Al-Khaleefa Ahmed Salih, Ahmad Mohd Riduan, Isa Azmi Awang Md, Esa Mona Riza Mohd, Aljeroudi Yazan, Jubair Mohammed Ahmed, Malik Reza Firsandaya
Broadband and Networking (BBNET) Research Group, Centre for Telecommunication and Research Innovation (CeTRI), Fakulti Kejuruteraan Elektronik dan Kejuruteraan Komputer (FKEKK), Universiti Teknikal Malaysia Melaka (UTeM), Hang Tuah Jaya, Durian Tunggal 76100, Melaka, Malaysia.
Institute of High Voltage and High Current (IVAT), School of Electrical Engineering, Faculty of Engineering, Universiti Teknologi Malaysia (UTM), Skudai 81310, Johor Bharu, Malaysia.
Sensors (Basel). 2019 May 25;19(10):2397. doi: 10.3390/s19102397.
Wi-Fi has shown enormous potential for indoor localization because of its wide utilization and availability. Enabling the use of Wi-Fi for indoor localization necessitates the construction of a fingerprint and the adoption of a learning algorithm. The goal is to enable the use of the fingerprint in training the classifiers for predicting locations. Existing models of machine learning Wi-Fi-based localization are brought from machine learning and modified to accommodate for practical aspects that occur in indoor localization. The performance of these models varies depending on their effectiveness in handling and/or considering specific characteristics and the nature of indoor localization behavior. One common behavior in the indoor navigation of people is its cyclic dynamic nature. To the best of our knowledge, no existing machine learning model for Wi-Fi indoor localization exploits cyclic dynamic behavior for improving localization prediction. This study modifies the widely popular online sequential extreme learning machine (OSELM) to exploit cyclic dynamic behavior for achieving improved localization results. Our new model is called knowledge preserving OSELM (KP-OSELM). Experimental results conducted on the two popular datasets TampereU and UJIndoorLoc conclude that KP-OSELM outperforms benchmark models in terms of accuracy and stability. The last achieved accuracy was 92.74% for TampereU and 72.99% for UJIndoorLoc.

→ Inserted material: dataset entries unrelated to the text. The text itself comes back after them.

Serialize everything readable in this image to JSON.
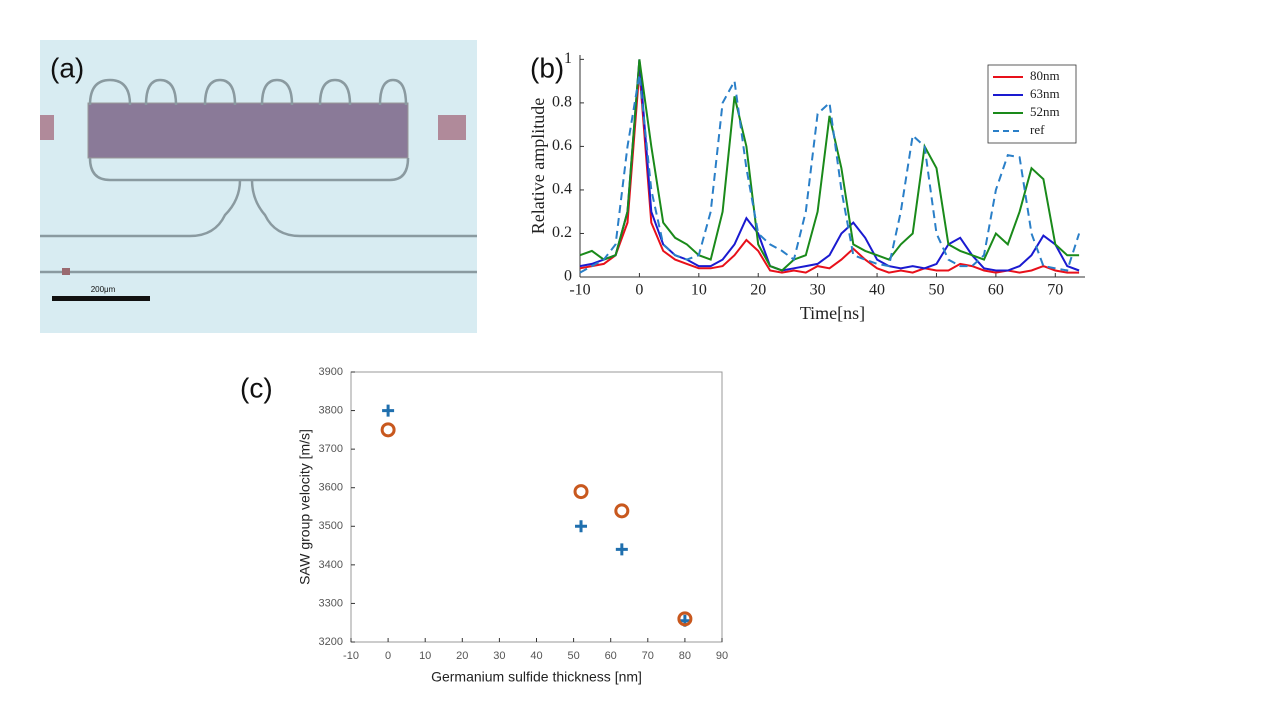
{
  "image": {
    "label": "(a)",
    "scale_label": "200μm"
  },
  "chart_data": [
    {
      "type": "line",
      "label": "(b)",
      "xlabel": "Time[ns]",
      "ylabel": "Relative amplitude",
      "xlim": [
        -10,
        75
      ],
      "ylim": [
        0,
        1.02
      ],
      "xticks": [
        -10,
        0,
        10,
        20,
        30,
        40,
        50,
        60,
        70
      ],
      "yticks": [
        0,
        0.2,
        0.4,
        0.6,
        0.8,
        1
      ],
      "legend": "upper right",
      "x": [
        -10,
        -8,
        -6,
        -4,
        -2,
        0,
        2,
        4,
        6,
        8,
        10,
        12,
        14,
        16,
        18,
        20,
        22,
        24,
        26,
        28,
        30,
        32,
        34,
        36,
        38,
        40,
        42,
        44,
        46,
        48,
        50,
        52,
        54,
        56,
        58,
        60,
        62,
        64,
        66,
        68,
        70,
        72,
        74
      ],
      "series": [
        {
          "name": "80nm",
          "color": "#e8101a",
          "dash": false,
          "values": [
            0.04,
            0.05,
            0.06,
            0.1,
            0.25,
            0.95,
            0.25,
            0.12,
            0.08,
            0.06,
            0.04,
            0.04,
            0.05,
            0.1,
            0.17,
            0.12,
            0.03,
            0.02,
            0.03,
            0.02,
            0.05,
            0.04,
            0.08,
            0.13,
            0.08,
            0.04,
            0.02,
            0.03,
            0.02,
            0.04,
            0.03,
            0.03,
            0.06,
            0.05,
            0.03,
            0.02,
            0.03,
            0.02,
            0.03,
            0.05,
            0.03,
            0.02,
            0.02
          ]
        },
        {
          "name": "63nm",
          "color": "#1a1ad0",
          "dash": false,
          "values": [
            0.05,
            0.06,
            0.08,
            0.1,
            0.3,
            1.0,
            0.3,
            0.15,
            0.1,
            0.08,
            0.05,
            0.05,
            0.08,
            0.15,
            0.27,
            0.2,
            0.05,
            0.03,
            0.04,
            0.05,
            0.06,
            0.1,
            0.2,
            0.25,
            0.18,
            0.08,
            0.05,
            0.04,
            0.05,
            0.04,
            0.06,
            0.15,
            0.18,
            0.1,
            0.04,
            0.03,
            0.03,
            0.05,
            0.1,
            0.19,
            0.15,
            0.05,
            0.03
          ]
        },
        {
          "name": "52nm",
          "color": "#1a8a1a",
          "dash": false,
          "values": [
            0.1,
            0.12,
            0.08,
            0.1,
            0.3,
            1.0,
            0.6,
            0.25,
            0.18,
            0.15,
            0.1,
            0.08,
            0.3,
            0.83,
            0.6,
            0.15,
            0.05,
            0.03,
            0.08,
            0.1,
            0.3,
            0.74,
            0.5,
            0.15,
            0.12,
            0.1,
            0.08,
            0.15,
            0.2,
            0.6,
            0.5,
            0.15,
            0.12,
            0.1,
            0.08,
            0.2,
            0.15,
            0.3,
            0.5,
            0.45,
            0.15,
            0.1,
            0.1
          ]
        },
        {
          "name": "ref",
          "color": "#2a7fc8",
          "dash": true,
          "values": [
            0.02,
            0.05,
            0.08,
            0.15,
            0.6,
            0.93,
            0.4,
            0.15,
            0.1,
            0.08,
            0.1,
            0.3,
            0.8,
            0.9,
            0.5,
            0.2,
            0.15,
            0.12,
            0.08,
            0.3,
            0.75,
            0.8,
            0.4,
            0.1,
            0.08,
            0.06,
            0.05,
            0.3,
            0.65,
            0.6,
            0.2,
            0.08,
            0.05,
            0.05,
            0.1,
            0.4,
            0.56,
            0.55,
            0.2,
            0.05,
            0.04,
            0.03,
            0.2
          ]
        }
      ]
    },
    {
      "type": "scatter",
      "label": "(c)",
      "xlabel": "Germanium sulfide thickness [nm]",
      "ylabel": "SAW group velocity [m/s]",
      "xlim": [
        -10,
        90
      ],
      "ylim": [
        3200,
        3900
      ],
      "xticks": [
        -10,
        0,
        10,
        20,
        30,
        40,
        50,
        60,
        70,
        80,
        90
      ],
      "yticks": [
        3200,
        3300,
        3400,
        3500,
        3600,
        3700,
        3800,
        3900
      ],
      "x": [
        0,
        52,
        63,
        80
      ],
      "series": [
        {
          "marker": "plus",
          "color": "#1f6fae",
          "values": [
            3800,
            3500,
            3440,
            3255
          ]
        },
        {
          "marker": "circle",
          "color": "#c8581e",
          "values": [
            3750,
            3590,
            3540,
            3260
          ]
        }
      ]
    }
  ]
}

由于Wi-Fi的广泛使用和可用性,它在室内定位方面显示出了巨大的潜力。要实现将Wi-Fi用于室内定位,需要构建指纹并采用学习算法。目标是在训练用于预测位置的分类器时能够使用该指纹。现有的基于机器学习的Wi-Fi定位模型源自机器学习,并经过修改以适应室内定位中出现的实际情况。这些模型的性能因其处理和/或考虑室内定位行为的特定特征及性质的有效性而异。人们在室内导航中的一种常见行为是其循环动态特性。据我们所知,现有的用于Wi-Fi室内定位的机器学习模型都没有利用循环动态行为来改善定位预测。本研究对广泛流行的在线序列极限学习机(OSELM)进行修改,以利用循环动态行为来实现更好的定位结果。我们的新模型称为知识保留OSELM(KP-OSELM)。在两个流行数据集TampereU和UJIndoorLoc上进行的实验结果表明,KP-OSELM在准确性和稳定性方面优于基准模型。TampereU数据集最终达到的准确率为92.74%,UJIndoorLoc数据集为72.99%。